A modern data lake is the center of gravity of a Starburst-enabled data analytics architecture. With Starburst’s single point of access, powered by connections to over 50 enterprise data sources, most data can remain at the source. Data teams still consolidate the company’s most important data in the data lake, but they no longer worry about capturing every data point that might be important.

Starburst’s data lake analytics platform makes it easier to manage data lakes while ensuring variety, quality, accuracy, and freshness.

2. Data Ingesting, Processing and Transformation

Supporting business analytics from monolithic data storage platforms requires a massive commitment to data pipeline development — and maintenance. Engineers must develop extract, transform, and load (ETL) pipelines for every request. They must also vigilantly monitor data sources to ensure changes do not break these pipelines.

A modern data analytics architecture creates an abstraction layer that virtualizes the company’s data architecture.
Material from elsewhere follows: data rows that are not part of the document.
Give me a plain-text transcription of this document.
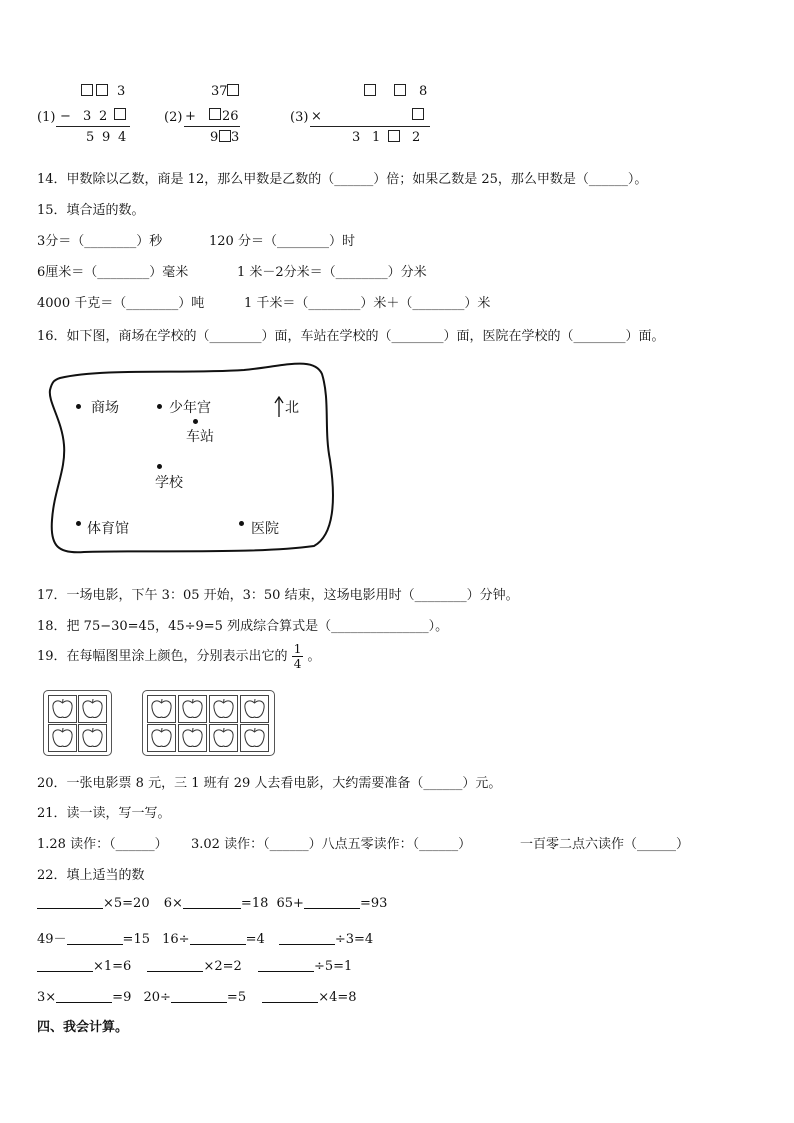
3
(1) − 3 2
5 9 4
37
(2) + 26
9 3
8
(3) ×
3 1 2
14．甲数除以乙数，商是 12，那么甲数是乙数的（______）倍；如果乙数是 25，那么甲数是（______）。
15．填合适的数。
3分＝（________）秒	120 分＝（________）时
6厘米＝（________）毫米	1 米－2分米＝（________）分米
4000 千克＝（________）吨	1 千米＝（________）米＋（________）米
16．如下图，商场在学校的（________）面，车站在学校的（________）面，医院在学校的（________）面。
商场	少年宫	北
车站
学校
体育馆	医院
17．一场电影，下午 3：05 开始，3：50 结束，这场电影用时（________）分钟。
18．把 75−30=45，45÷9=5 列成综合算式是（_______________）。
19．在每幅图里涂上颜色，分别表示出它的 $\frac{1}{4}$ 。
20．一张电影票 8 元，三 1 班有 29 人去看电影，大约需要准备（______）元。
21．读一读，写一写。
1.28 读作：（______） 3.02 读作：（______）八点五零读作：（______）	一百零二点六读作（______）
22．填上适当的数
×5=20 6×	=18 65+	=93
49－	=15 16÷	=4	÷3=4
×1=6	×2=2	÷5=1
3×	=9 20÷	=5	×4=8
四、我会计算。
Authorized users can explore data at any source through a single point of access like Starburst without needing ETL pipelines.

Many projects that once required data engineering time and resources will never need a data pipeline. Large projects may still need pipelines, but with significantly reduced development times thanks to this ETL-free exploration phase.
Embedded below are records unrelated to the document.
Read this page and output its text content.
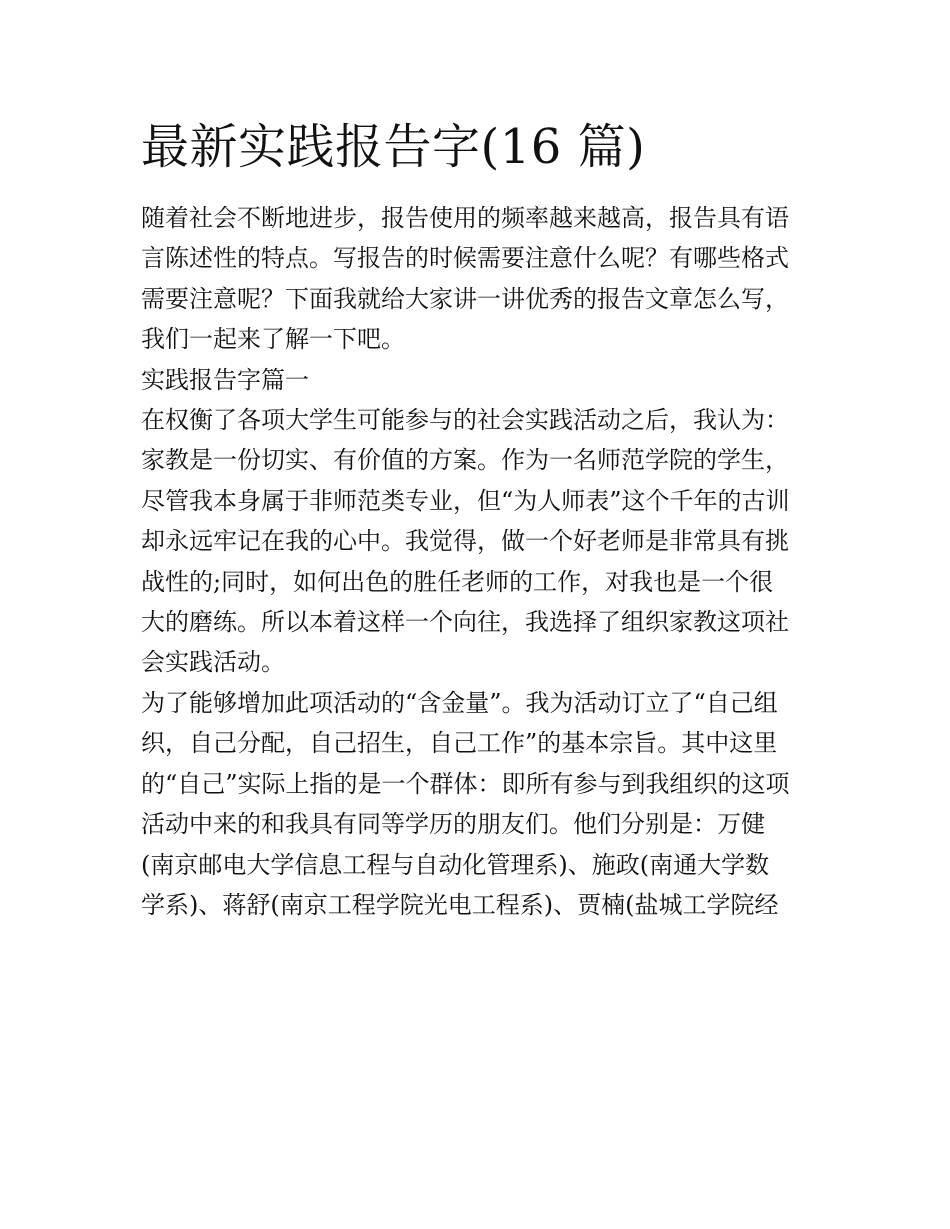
最新实践报告字(16 篇)
随着社会不断地进步，报告使用的频率越来越高，报告具有语
言陈述性的特点。写报告的时候需要注意什么呢？有哪些格式
需要注意呢？下面我就给大家讲一讲优秀的报告文章怎么写，
我们一起来了解一下吧。
实践报告字篇一
在权衡了各项大学生可能参与的社会实践活动之后，我认为：
家教是一份切实、有价值的方案。作为一名师范学院的学生，
尽管我本身属于非师范类专业，但“为人师表”这个千年的古训
却永远牢记在我的心中。我觉得，做一个好老师是非常具有挑
战性的;同时，如何出色的胜任老师的工作，对我也是一个很
大的磨练。所以本着这样一个向往，我选择了组织家教这项社
会实践活动。
为了能够增加此项活动的“含金量”。我为活动订立了“自己组
织，自己分配，自己招生，自己工作”的基本宗旨。其中这里
的“自己”实际上指的是一个群体：即所有参与到我组织的这项
活动中来的和我具有同等学历的朋友们。他们分别是：万健
(南京邮电大学信息工程与自动化管理系)、施政(南通大学数
学系)、蒋舒(南京工程学院光电工程系)、贾楠(盐城工学院经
3. Data Analysis and Exploration

Legacy data warehouses and data lakes suffer from poor data visibility. Data is hard to find. Its structure, format, and quality is inconsistent from source to source. As a result, decision-makers must wait for data teams to cleanse and process data before analysts can get to work.
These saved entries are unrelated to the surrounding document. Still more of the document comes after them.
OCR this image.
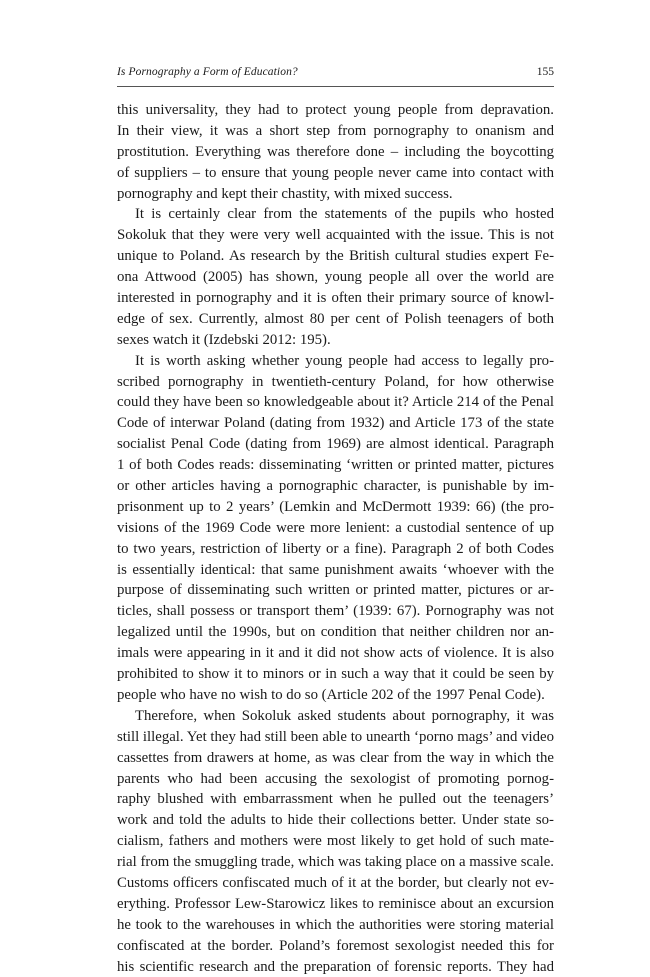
Is Pornography a Form of Education?	155
this universality, they had to protect young people from depravation.
In their view, it was a short step from pornography to onanism and
prostitution. Everything was therefore done – including the boycotting
of suppliers – to ensure that young people never came into contact with
pornography and kept their chastity, with mixed success.
It is certainly clear from the statements of the pupils who hosted
Sokoluk that they were very well acquainted with the issue. This is not
unique to Poland. As research by the British cultural studies expert Fe-
ona Attwood (2005) has shown, young people all over the world are
interested in pornography and it is often their primary source of knowl-
edge of sex. Currently, almost 80 per cent of Polish teenagers of both
sexes watch it (Izdebski 2012: 195).
It is worth asking whether young people had access to legally pro-
scribed pornography in twentieth-century Poland, for how otherwise
could they have been so knowledgeable about it? Article 214 of the Penal
Code of interwar Poland (dating from 1932) and Article 173 of the state
socialist Penal Code (dating from 1969) are almost identical. Paragraph
1 of both Codes reads: disseminating ‘written or printed matter, pictures
or other articles having a pornographic character, is punishable by im-
prisonment up to 2 years’ (Lemkin and McDermott 1939: 66) (the pro-
visions of the 1969 Code were more lenient: a custodial sentence of up
to two years, restriction of liberty or a fine). Paragraph 2 of both Codes
is essentially identical: that same punishment awaits ‘whoever with the
purpose of disseminating such written or printed matter, pictures or ar-
ticles, shall possess or transport them’ (1939: 67). Pornography was not
legalized until the 1990s, but on condition that neither children nor an-
imals were appearing in it and it did not show acts of violence. It is also
prohibited to show it to minors or in such a way that it could be seen by
people who have no wish to do so (Article 202 of the 1997 Penal Code).
Therefore, when Sokoluk asked students about pornography, it was
still illegal. Yet they had still been able to unearth ‘porno mags’ and video
cassettes from drawers at home, as was clear from the way in which the
parents who had been accusing the sexologist of promoting pornog-
raphy blushed with embarrassment when he pulled out the teenagers’
work and told the adults to hide their collections better. Under state so-
cialism, fathers and mothers were most likely to get hold of such mate-
rial from the smuggling trade, which was taking place on a massive scale.
Customs officers confiscated much of it at the border, but clearly not ev-
erything. Professor Lew-Starowicz likes to reminisce about an excursion
he took to the warehouses in which the authorities were storing material
confiscated at the border. Poland’s foremost sexologist needed this for
his scientific research and the preparation of forensic reports. They had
Starburst’s data lake analytics platform renders the complexity of modern data architectures invisible to data consumers and the engineers who support them. Data workloads can connect to any storage layer, file format, or table format it needs. At the same time, Starburst delivers the visibility and control needed by best-in-class data governance practices.

Data analytics architecture: Real-world use case and healthcare case study

The healthcare organization Optum is a case study in using Starburst’s data lake analytics platform to create a modern data architecture.

1. Data sources

Optum’s infrastructure consists of many SAS, Microsoft SQL Server, Teradata, and Postgres databases as well as a petabyte-scale Hadoop data lake.

Starburst connectors let Optum create a virtual data architecture that unified every data source within a single system. Data no longer needs to be moved or copied across silos to support the company’s analytics.

In addition, Starburst’s separation of storage from compute allows Optum to scale resources with demand, resulting in a 30% drop in resource utilization.

2. Data processing

When analysts needed data from multiple sources, Optum’s data team had to develop ETL pipelines to copy and process data. This expensive and time-consuming operation was inflexible and too unresponsive for the 10,000 users who need results in seconds.

With Starburst, data users can directly query any data source using the SQL tools they already know. No pipelines needed. Optum’s analysts get the results from ad hoc queries up to ten times faster than they did before, speeding their time to insight.

3. Real-time results while protecting PHI

As a healthcare company, Optum has a mission to protect the personal health information (PHI) in its systems. At the same time, the company must make data accessible to produce the insights that improve patient outcomes and business performance.

By providing a single point of access, Starburst gives Optum’s authorized users the access they need to make a difference. According to Optum, customer retention and satisfaction metrics have improved and it expects faster time to insight to save millions.

At the same time that Starburst helps Optum deliver results, our virtualized data layer helps protect Optum’s PHI. Starburst Enterprise provides a central hub for managing access. Fine-grained, role-based access policies can control access by table, column, and row to ensure authorized users are the only ones able to access sensitive data.